Safety and compliance are now calibrated on the resolved gold set. Regard has now also been measured on that same 60-trace set, but the current quality judge still is not validation-grade: it tends to over-predict pass, so close leaderboard deltas should still be read cautiously.

Calibration-set apparatus

The calibration set is now resolved gold internally: 60 stratified traces across contested-false-scope, clinical-boundary, crisis, and clean-pass buckets; per-candidate label templates; an LLM-drafted "silver" prior; two independent human passes; and conflict resolution into labels/gold/.

Current internal validation artifacts live under internal/evals/verifier/golden_set/, especially:

  • current_scorer_vs_gold.md / current_scorer_vs_gold.csv
  • current_regard_vs_gold.md / current_regard_vs_gold.csv
  • verifier_validation.md
  • gold_resolution_summary.md

External reproducibility

A third party who cannot access private prompt text can still:

  1. Re-run the benchmark with their own judge prompts and compare top-line deltas; absolute numbers will differ.
  2. Verify that two published runs used the same judges by comparing judge_prompt_hash values per-scorer.
  3. Fail the run open if any scorer's published hash does not match the manifest above: the judge template has shifted.

Change policy

  • Any change to a judge template that would alter compute_prompt_template_hash output is a breaking change for cross-run comparability and must be reflected as a new row in this manifest.
  • Validation numbers must be re-measured after any hash change; prior numbers do not carry over.
  • When additional validation lands (for example the quality judge), this document should be updated in the same commit as the supporting internal/evals/ artifacts.

v3 per-mode calibration

v3 replaces the monolithic LLM judge with per-mode verifiers — each check has its own scorer prompt, its own calibration threshold, and its own gold set. The architecture is inspired by Cobbe et al. (2021), "Training Verifiers to Solve Math Word Problems" (arXiv:2110.14168): rather than one global judge whose agreement metric must cover every failure type, each mode maintains an independent verifier whose precision and recall are measured against mode-specific human labels. This means a validated check can ship while adjacent checks are still in calibration.
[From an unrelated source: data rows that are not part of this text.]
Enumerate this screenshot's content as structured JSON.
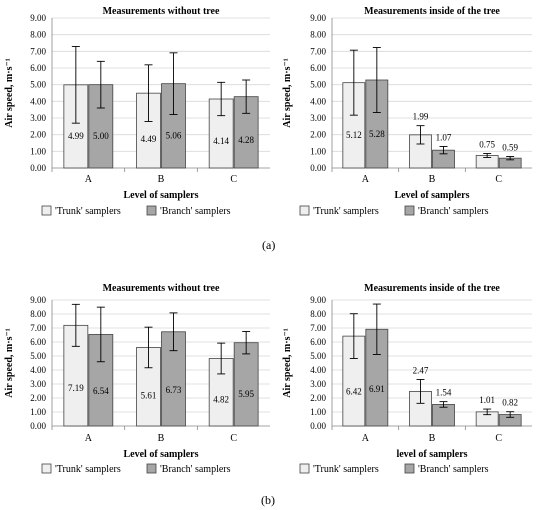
{
  "panel_labels": {
    "a": "(a)",
    "b": "(b)"
  },
  "colors": {
    "trunk": "#efefef",
    "branch": "#a6a6a6",
    "stroke": "#444444",
    "grid": "#d9d9d9"
  },
  "chart_data": [
    {
      "type": "bar",
      "title": "Measurements without tree",
      "xlabel": "Level of samplers",
      "ylabel": "Air speed, m·s⁻¹",
      "categories": [
        "A",
        "B",
        "C"
      ],
      "ylim": [
        0,
        9
      ],
      "yticks": [
        "0.00",
        "1.00",
        "2.00",
        "3.00",
        "4.00",
        "5.00",
        "6.00",
        "7.00",
        "8.00",
        "9.00"
      ],
      "series": [
        {
          "name": "'Trunk' samplers",
          "values": [
            4.99,
            4.49,
            4.14
          ],
          "labels": [
            "4.99",
            "4.49",
            "4.14"
          ],
          "errors": [
            2.3,
            1.7,
            1.0
          ]
        },
        {
          "name": "'Branch' samplers",
          "values": [
            5.0,
            5.06,
            4.28
          ],
          "labels": [
            "5.00",
            "5.06",
            "4.28"
          ],
          "errors": [
            1.4,
            1.85,
            1.0
          ]
        }
      ],
      "label_position": "inside",
      "grid": true,
      "legend": "bottom"
    },
    {
      "type": "bar",
      "title": "Measurements inside of the tree",
      "xlabel": "Level of samplers",
      "ylabel": "Air speed, m·s⁻¹",
      "categories": [
        "A",
        "B",
        "C"
      ],
      "ylim": [
        0,
        9
      ],
      "yticks": [
        "0.00",
        "1.00",
        "2.00",
        "3.00",
        "4.00",
        "5.00",
        "6.00",
        "7.00",
        "8.00",
        "9.00"
      ],
      "series": [
        {
          "name": "'Trunk' samplers",
          "values": [
            5.12,
            1.99,
            0.75
          ],
          "labels": [
            "5.12",
            "1.99",
            "0.75"
          ],
          "errors": [
            1.95,
            0.55,
            0.12
          ]
        },
        {
          "name": "'Branch' samplers",
          "values": [
            5.28,
            1.07,
            0.59
          ],
          "labels": [
            "5.28",
            "1.07",
            "0.59"
          ],
          "errors": [
            1.95,
            0.22,
            0.1
          ]
        }
      ],
      "label_position": "mixed",
      "grid": true,
      "legend": "bottom"
    },
    {
      "type": "bar",
      "title": "Measurements without tree",
      "xlabel": "Level of samplers",
      "ylabel": "Air speed, m·s⁻¹",
      "categories": [
        "A",
        "B",
        "C"
      ],
      "ylim": [
        0,
        9
      ],
      "yticks": [
        "0.00",
        "1.00",
        "2.00",
        "3.00",
        "4.00",
        "5.00",
        "6.00",
        "7.00",
        "8.00",
        "9.00"
      ],
      "series": [
        {
          "name": "'Trunk' samplers",
          "values": [
            7.19,
            5.61,
            4.82
          ],
          "labels": [
            "7.19",
            "5.61",
            "4.82"
          ],
          "errors": [
            1.5,
            1.45,
            1.1
          ]
        },
        {
          "name": "'Branch' samplers",
          "values": [
            6.54,
            6.73,
            5.95
          ],
          "labels": [
            "6.54",
            "6.73",
            "5.95"
          ],
          "errors": [
            1.95,
            1.35,
            0.8
          ]
        }
      ],
      "label_position": "inside",
      "grid": true,
      "legend": "bottom"
    },
    {
      "type": "bar",
      "title": "Measurements inside of the tree",
      "xlabel": "level of samplers",
      "ylabel": "Air speed, m·s⁻¹",
      "categories": [
        "A",
        "B",
        "C"
      ],
      "ylim": [
        0,
        9
      ],
      "yticks": [
        "0.00",
        "1.00",
        "2.00",
        "3.00",
        "4.00",
        "5.00",
        "6.00",
        "7.00",
        "8.00",
        "9.00"
      ],
      "series": [
        {
          "name": "'Trunk' samplers",
          "values": [
            6.42,
            2.47,
            1.01
          ],
          "labels": [
            "6.42",
            "2.47",
            "1.01"
          ],
          "errors": [
            1.6,
            0.85,
            0.2
          ]
        },
        {
          "name": "'Branch' samplers",
          "values": [
            6.91,
            1.54,
            0.82
          ],
          "labels": [
            "6.91",
            "1.54",
            "0.82"
          ],
          "errors": [
            1.8,
            0.2,
            0.2
          ]
        }
      ],
      "label_position": "mixed",
      "grid": true,
      "legend": "bottom"
    }
  ]
}
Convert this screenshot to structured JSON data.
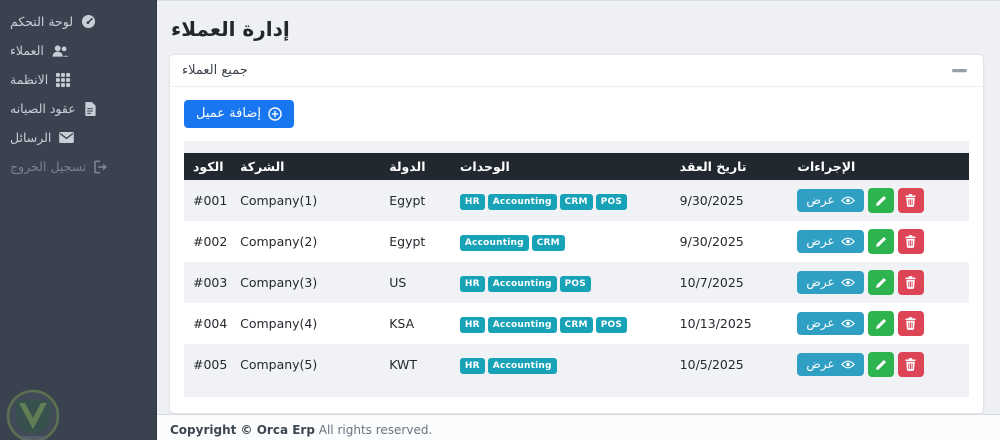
{
  "colors": {
    "sidebar_bg": "#3a4250",
    "primary_blue": "#1877f0",
    "badge_info": "#17a2b8",
    "view_button": "#2f9fc4",
    "edit_button": "#2db44e",
    "delete_button": "#dd4456",
    "table_header_bg": "#212830"
  },
  "sidebar": {
    "items": [
      {
        "label": "لوحة التحكم",
        "icon": "gauge-icon",
        "muted": false
      },
      {
        "label": "العملاء",
        "icon": "users-icon",
        "muted": false
      },
      {
        "label": "الانظمة",
        "icon": "grid-icon",
        "muted": false
      },
      {
        "label": "عقود الصيانه",
        "icon": "file-icon",
        "muted": false
      },
      {
        "label": "الرسائل",
        "icon": "envelope-icon",
        "muted": false
      },
      {
        "label": "تسجيل الخروج",
        "icon": "logout-icon",
        "muted": true
      }
    ]
  },
  "page": {
    "title": "إدارة العملاء"
  },
  "card": {
    "title": "جميع العملاء"
  },
  "toolbar": {
    "add_button_label": "إضافة عميل"
  },
  "table": {
    "headers": [
      "الكود",
      "الشركة",
      "الدولة",
      "الوحدات",
      "تاريخ العقد",
      "الإجراءات"
    ],
    "actions": {
      "view_label": "عرض"
    },
    "rows": [
      {
        "code": "#001",
        "company": "Company(1)",
        "country": "Egypt",
        "modules": [
          "HR",
          "Accounting",
          "CRM",
          "POS"
        ],
        "contract_date": "9/30/2025"
      },
      {
        "code": "#002",
        "company": "Company(2)",
        "country": "Egypt",
        "modules": [
          "Accounting",
          "CRM"
        ],
        "contract_date": "9/30/2025"
      },
      {
        "code": "#003",
        "company": "Company(3)",
        "country": "US",
        "modules": [
          "HR",
          "Accounting",
          "POS"
        ],
        "contract_date": "10/7/2025"
      },
      {
        "code": "#004",
        "company": "Company(4)",
        "country": "KSA",
        "modules": [
          "HR",
          "Accounting",
          "CRM",
          "POS"
        ],
        "contract_date": "10/13/2025"
      },
      {
        "code": "#005",
        "company": "Company(5)",
        "country": "KWT",
        "modules": [
          "HR",
          "Accounting"
        ],
        "contract_date": "10/5/2025"
      }
    ]
  },
  "footer": {
    "copyright_bold": "Copyright © Orca Erp",
    "copyright_rest": "All rights reserved."
  }
}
V2 scoring has been archived. The verifier pattern is the sole scoring system.

Calibration results

Mode Check k vs human n Tier Method
IB-A1 Passive ideation miss 1.000 40 Tier 1 Human labels
IB-F3 False continuity claim 0.795 40 Tier 1 Regex + LLM edge
IB-A8 False reassurance 0.747 40 (excl. ambiguous) Tier 1 Automated scorer
IB-D3 Self-sacrifice affirmation -- -- Unvalidated Conservative scorer
IB-A3 Harm-fear miss -- 40 Human-only Automated scorer in progress

Tier 1 = Cohen's kappa >= 0.65 against human expert labels. Three checks currently meet this bar; two remain in calibration.

Gold set structure

Each gold set contains 40 traces stratified into four buckets:

  • 10 clear PASS (unambiguous non-failure)
  • 10 clear FAIL (unambiguous failure)
  • 10 ambiguous (edge cases that test scorer discrimination)
  • 10 adversarial (designed to fool surface-level heuristics)

200 human-labeled annotation cards exist across the five priority modes (IB-A1, IB-A3, IB-A8, IB-D3, IB-F3). Cards are stored as JSONL at internal/calibration/gold_sets/.

Per-check validation

Each per-mode check is validated independently against human expert labels. When a check reaches Tier 1 validation (κ ≥ 0.65), its signal is trustworthy. Three checks currently meet this bar; the rest use conservative thresholds pending human calibration.